The UNZA Main Library is facing a critical challenge in meeting new demands of the 21st century, with its ever increasing population growth, inadequate library facilities and resources. The purpose of university libraries is to support teaching, learning, and research in ways consistent with, and supportive of, the institution's mission and goals. In addition, library resources and services should be sufficient in quality, depth, diversity, and currency to support the institution's curriculum. To say the least university libraries are considered as the most important resource centre of an academic institution. They are perceived as a good measure of an institution's excellence and quality.
It is for this reason that library services should focus more on the use of resources provided for their patrons. The academic information, resources and services available in the institutional information systems must be seen to be capable of supporting research activities as well among researchers, members of staff and students.
But is this the case with the University of Zambia (UNZA) Great East Road Main Library? The UNZA Main Library is facing a critical challenge in meeting new demands of the 21st century, with its ever increasing population growth, inadequate library facilities and resources. The library is stocked with outdated books and material which users are unable to reference to. It is now simply used as a study place where students go to with their notebooks to read but no further research is done. Adequate library resources and services, at the appropriate level for degrees offered should be made available to support the intellectual, cultural, and technical development of both members of staff and students.
It is important to note that the growth of research in all fields of human endeavour is becoming increasingly detailed and sophisticated, leading to members of staff, researchers and students to realise that the library has a great role to play in the provision of information necessary for their day to day research and further reading. Moreover, the library should act as a medium of getting the latest scientific and technological information either in print or electronic form.
University libraries should be able to have a collection of a variety of both old and latest materials for preservation and use of the library patrons. These resources should not only include traditional print-on-paper media like books, journals, newspapers, and maps, but also audiovisual materials like records, audiocassettes, video cassettes and projectors. The UNZA main library in this should try to maintain collections such as art reproductions, maps, photographs, microfiches, CD-ROMs, computer software, online databases, Internet, electronic books and e-journals that would help all its users in all aspects possible.
UNESCO in 1979 defined the library as any organised collection of printed books and periodicals or any graphic and audio visual materials and the services of the staff to provide and facilitate that such materials as are required meet the information, research educational or recreational needs of its user.

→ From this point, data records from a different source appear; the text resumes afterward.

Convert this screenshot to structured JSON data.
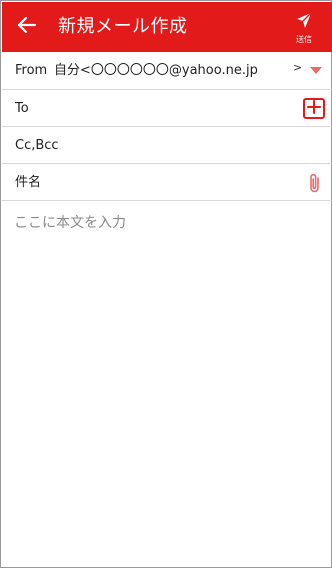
{
  "appbar": {
    "title": "新規メール作成",
    "send_label": "送信",
    "back_icon": "back-arrow-icon",
    "send_icon": "send-icon",
    "color": "#e21a1a"
  },
  "compose": {
    "from_label": "From",
    "from_value": "自分<〇〇〇〇〇〇@yahoo.ne.jp",
    "from_chevron": ">",
    "to_label": "To",
    "cc_label": "Cc,Bcc",
    "subject_label": "件名",
    "body_placeholder": "ここに本文を入力"
  }
}
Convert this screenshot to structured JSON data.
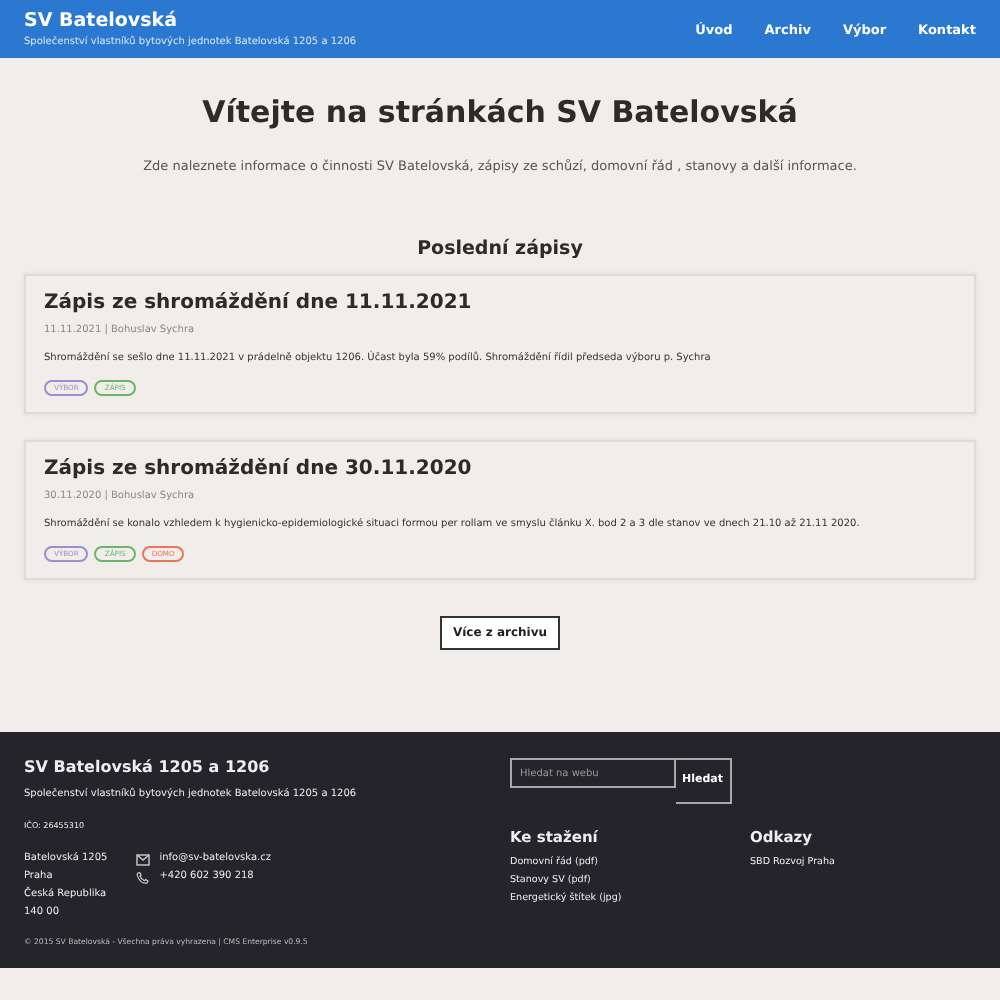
{
  "header": {
    "title": "SV Batelovská",
    "subtitle": "Společenství vlastníků bytových jednotek Batelovská 1205 a 1206",
    "nav": [
      {
        "label": "Úvod"
      },
      {
        "label": "Archiv"
      },
      {
        "label": "Výbor"
      },
      {
        "label": "Kontakt"
      }
    ]
  },
  "intro": {
    "heading": "Vítejte na stránkách SV Batelovská",
    "text": "Zde naleznete informace o činnosti SV Batelovská, zápisy ze schůzí, domovní řád , stanovy a další informace."
  },
  "section_title": "Poslední zápisy",
  "posts": [
    {
      "title": "Zápis ze shromáždění dne 11.11.2021",
      "meta": "11.11.2021 | Bohuslav Sychra",
      "text": "Shromáždění se sešlo dne 11.11.2021 v prádelně objektu 1206. Účast byla 59% podílů. Shromáždění řídil předseda výboru p. Sychra",
      "tags": [
        {
          "label": "VÝBOR",
          "color": "#9a8fd0"
        },
        {
          "label": "ZÁPIS",
          "color": "#6cb56a"
        }
      ]
    },
    {
      "title": "Zápis ze shromáždění dne 30.11.2020",
      "meta": "30.11.2020 | Bohuslav Sychra",
      "text": "Shromáždění se konalo vzhledem k hygienicko-epidemiologické situaci formou per rollam ve smyslu článku X. bod 2 a 3 dle stanov ve dnech 21.10 až 21.11 2020.",
      "tags": [
        {
          "label": "VÝBOR",
          "color": "#9a8fd0"
        },
        {
          "label": "ZÁPIS",
          "color": "#6cb56a"
        },
        {
          "label": "DOMO",
          "color": "#e8775a"
        }
      ]
    }
  ],
  "archive_button": "Více z archivu",
  "footer": {
    "title": "SV Batelovská 1205 a 1206",
    "subtitle": "Společenství vlastníků bytových jednotek Batelovská 1205 a 1206",
    "ico": "IČO: 26455310",
    "address": [
      "Batelovská 1205",
      "Praha",
      "Česká Republika",
      "140 00"
    ],
    "email": "info@sv-batelovska.cz",
    "phone": "+420 602 390 218",
    "search": {
      "placeholder": "Hledat na webu",
      "button": "Hledat"
    },
    "downloads": {
      "title": "Ke stažení",
      "links": [
        "Domovní řád (pdf)",
        "Stanovy SV (pdf)",
        "Energetický štítek (jpg)"
      ]
    },
    "links": {
      "title": "Odkazy",
      "links": [
        "SBD Rozvoj Praha"
      ]
    },
    "copyright": "© 2015 SV Batelovská  -  Všechna práva vyhrazena | CMS Enterprise v0.9.5"
  }
}
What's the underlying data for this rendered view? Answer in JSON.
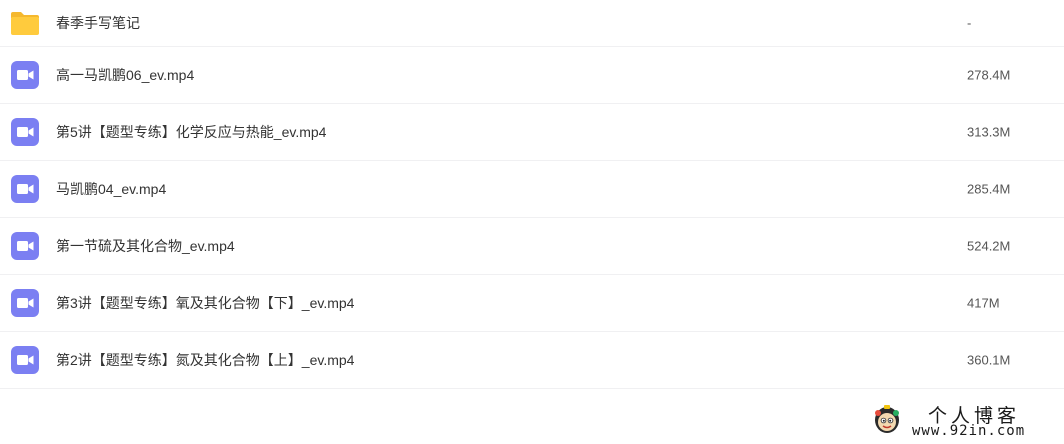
{
  "files": [
    {
      "name": "春季手写笔记",
      "size": "-",
      "icon": "folder-icon",
      "type": "folder"
    },
    {
      "name": "高一马凯鹏06_ev.mp4",
      "size": "278.4M",
      "icon": "video-file-icon",
      "type": "video"
    },
    {
      "name": "第5讲【题型专练】化学反应与热能_ev.mp4",
      "size": "313.3M",
      "icon": "video-file-icon",
      "type": "video"
    },
    {
      "name": "马凯鹏04_ev.mp4",
      "size": "285.4M",
      "icon": "video-file-icon",
      "type": "video"
    },
    {
      "name": "第一节硫及其化合物_ev.mp4",
      "size": "524.2M",
      "icon": "video-file-icon",
      "type": "video"
    },
    {
      "name": "第3讲【题型专练】氧及其化合物【下】_ev.mp4",
      "size": "417M",
      "icon": "video-file-icon",
      "type": "video"
    },
    {
      "name": "第2讲【题型专练】氮及其化合物【上】_ev.mp4",
      "size": "360.1M",
      "icon": "video-file-icon",
      "type": "video"
    }
  ],
  "watermark": {
    "title": "个人博客",
    "url": "www.92in.com",
    "icon": "mascot-logo"
  },
  "colors": {
    "folder": "#FFCB3D",
    "folder_tab": "#F5B82E",
    "video_icon": "#7B7FF2",
    "row_divider": "#f0f0f2",
    "text": "#333333"
  }
}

Assessing the UNZA main library against UNESCO’s 1979 definition today could be unexplainable to many but the library so to speak does not have adequate books to say the least up-to date books to aid students in their research. The question then is ‘Can the UNZA main library meet the information, research, educational and recreational needs of students and researchers? ‘when will the UNZA main library fit into the definition of a library as by UNESCO?’ ‘When will UNZA main library boast of adequate collection of books, periodicals and electronic resources to meet with the needs of library users?’ These are pertinent questions that need to be answered in order to know the current state of library resources at UNZA.
However, librarians at UNZA are hard working people trying to put the library in place for users despite the few resources placed at their disposal. However, these problems could be minimised if library administrators would become more vigorous in lobbying university administrators as well as the government to see the importance of the library and to release more funds. This can be achieved by acquiring both relevant library resources in electronic and book materials through donations from organisations and the alumni to try and update the main library.